Eiser was per 1 april 2011 werkzaam bij [bedrijf 1] B.V. als marketing en salesdirector voor gemiddeld 40 uur per week. Omdat de verwachting was dat zijn dienstverband zou worden beëindigd wegens bedrijfseconomische redenen heeft eiser zich op 8 oktober 2012 geregistreerd bij verweerder in verband met eventueel aanvragen van een WW-uitkering en inschrijven als werkzoekende.

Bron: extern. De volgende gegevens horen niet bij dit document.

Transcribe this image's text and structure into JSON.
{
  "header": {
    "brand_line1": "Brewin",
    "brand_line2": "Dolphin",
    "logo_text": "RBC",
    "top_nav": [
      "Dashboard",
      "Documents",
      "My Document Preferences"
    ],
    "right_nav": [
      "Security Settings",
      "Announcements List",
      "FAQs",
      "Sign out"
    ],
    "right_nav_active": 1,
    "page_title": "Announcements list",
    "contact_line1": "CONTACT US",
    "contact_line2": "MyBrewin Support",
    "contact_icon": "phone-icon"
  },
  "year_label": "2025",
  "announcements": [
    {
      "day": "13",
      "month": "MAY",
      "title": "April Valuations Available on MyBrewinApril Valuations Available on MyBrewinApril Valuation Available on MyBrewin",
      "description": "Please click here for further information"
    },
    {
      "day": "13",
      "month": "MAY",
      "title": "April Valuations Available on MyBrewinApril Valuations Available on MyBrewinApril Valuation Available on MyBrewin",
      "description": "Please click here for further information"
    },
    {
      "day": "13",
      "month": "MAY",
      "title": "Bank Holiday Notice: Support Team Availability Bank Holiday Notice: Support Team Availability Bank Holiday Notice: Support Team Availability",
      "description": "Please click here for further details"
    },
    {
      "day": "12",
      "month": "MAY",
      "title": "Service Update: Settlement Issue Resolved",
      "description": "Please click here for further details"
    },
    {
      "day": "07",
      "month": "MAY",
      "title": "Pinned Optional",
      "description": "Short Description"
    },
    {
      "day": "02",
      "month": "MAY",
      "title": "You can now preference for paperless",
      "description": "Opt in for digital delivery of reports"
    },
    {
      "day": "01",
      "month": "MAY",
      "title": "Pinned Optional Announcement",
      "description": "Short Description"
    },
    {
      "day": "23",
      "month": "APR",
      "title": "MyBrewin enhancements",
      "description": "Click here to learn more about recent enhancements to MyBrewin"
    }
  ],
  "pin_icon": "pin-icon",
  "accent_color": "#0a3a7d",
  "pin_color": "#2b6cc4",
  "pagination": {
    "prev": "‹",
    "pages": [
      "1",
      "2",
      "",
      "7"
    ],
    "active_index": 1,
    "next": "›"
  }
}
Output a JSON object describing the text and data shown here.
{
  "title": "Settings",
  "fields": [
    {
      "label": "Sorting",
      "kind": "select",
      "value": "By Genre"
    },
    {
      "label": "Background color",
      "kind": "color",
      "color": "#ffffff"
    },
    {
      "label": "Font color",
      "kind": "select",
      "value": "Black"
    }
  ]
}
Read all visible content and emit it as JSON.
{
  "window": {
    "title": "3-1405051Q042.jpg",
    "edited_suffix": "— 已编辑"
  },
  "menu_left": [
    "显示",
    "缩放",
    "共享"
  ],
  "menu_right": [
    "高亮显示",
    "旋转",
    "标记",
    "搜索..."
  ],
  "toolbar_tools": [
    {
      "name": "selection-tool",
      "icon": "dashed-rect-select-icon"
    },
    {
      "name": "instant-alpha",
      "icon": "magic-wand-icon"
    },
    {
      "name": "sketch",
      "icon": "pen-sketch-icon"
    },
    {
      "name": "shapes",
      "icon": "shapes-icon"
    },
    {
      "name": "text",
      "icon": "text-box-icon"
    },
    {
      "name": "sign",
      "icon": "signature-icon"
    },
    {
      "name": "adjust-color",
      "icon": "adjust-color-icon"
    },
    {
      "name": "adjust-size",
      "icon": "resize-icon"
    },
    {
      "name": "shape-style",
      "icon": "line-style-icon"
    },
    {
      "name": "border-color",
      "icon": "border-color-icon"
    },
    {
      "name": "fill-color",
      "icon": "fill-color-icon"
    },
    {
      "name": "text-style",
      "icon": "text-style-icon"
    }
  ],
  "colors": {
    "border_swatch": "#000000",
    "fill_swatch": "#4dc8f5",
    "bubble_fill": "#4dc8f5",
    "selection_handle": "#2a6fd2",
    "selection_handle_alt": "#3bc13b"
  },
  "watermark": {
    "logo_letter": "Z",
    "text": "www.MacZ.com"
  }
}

Op 12 oktober 2012 is eiser bij het startersloket langsgekomen, omdat hij wilde starten als zelfstandige met gebruikmaking van de startersperiode. Eiser heeft vervolgens de workshop “zelfstandige zonder personeel” gevolgd, waarna hij op eigen verzoek door verweerder is uitgenodigd voor een gesprek op

31 oktober 2012. Eiser is tijdens dit gesprek medegedeeld dat hij maar drie maanden recht heeft op een WW-uitkering. Eiser heeft vermeld dat hij eerst de bank zal gaan benaderen om te kijken of hij een lening kan krijgen. Met eiser is afgesproken dat als hij een startperiode wil, hij dit zal aangeven. Er is geen onderzoeksperiode ingesteld. Eén en ander staat vermeld in verweerders registratiesysteem.

1.2.

Eiser heeft vervolgens op 1 december 2012 een WW-uitkering aangevraagd. Bij besluit van 10 december 2012 is aan eiser met ingang van 1 november 2012 een WW-uitkering toegekend tot en met 31 januari 2013. Daarbij is voorts besloten dat de uitkering pas betaalbaar wordt gesteld per 1 december 2012, omdat eisers voormalig werkgever rekening had moeten houden met een opzegtermijn tot en met 30 november 2012. Tegen dit besluit heeft eiser geen bezwaar gemaakt.

1.3.

Eiser heeft op 14 december 2012 bij verweerder medegedeeld dat hij per 17 december 2012 wil starten met zijn bedrijf en gebruik wil maken van de startperiode. Bij besluit van

28 december 2012 heeft verweerder eiser toestemming verleend om met behoud van uitkering voor zichzelf te beginnen. De startersperiode is vastgesteld op de periode van

17 december 2012 tot 16 juni 2013 of indien zijn WW-uitkering eerder stopt, tot dat moment. Tijdens deze periode zal eisers WW-uitkering als een voorschot worden verstrekt. In dit besluit is eiser er tevens op gewezen dat 70% van zijn inkomsten van zijn uitkering zal worden afgetrokken. Daarbij zal worden gekeken naar de totale inkomsten in de periode van 52 weken na de start van zijn bedrijf. De helft daarvan zal worden toegerekend aan de startersperiode. Vermeld is voorts dat dit pas na ruim twee jaar kan worden berekend op basis van eisers definitieve belastingaanslagen. Tegen dit besluit heeft eiser evenmin bezwaar gemaakt.

1.4.

Bij besluit van 19 februari 2013 heeft verweerder eisers recht op WW-uitkering per

1 februari 2013 beëindigd wegens het bereiken van de maximale duur. Eiser is er in dit besluit nogmaals op gewezen dat zijn inkomsten als startende zelfstandige nog voor 70% zullen worden verrekend met de aan hem verstrekte voorschotten.

1.5.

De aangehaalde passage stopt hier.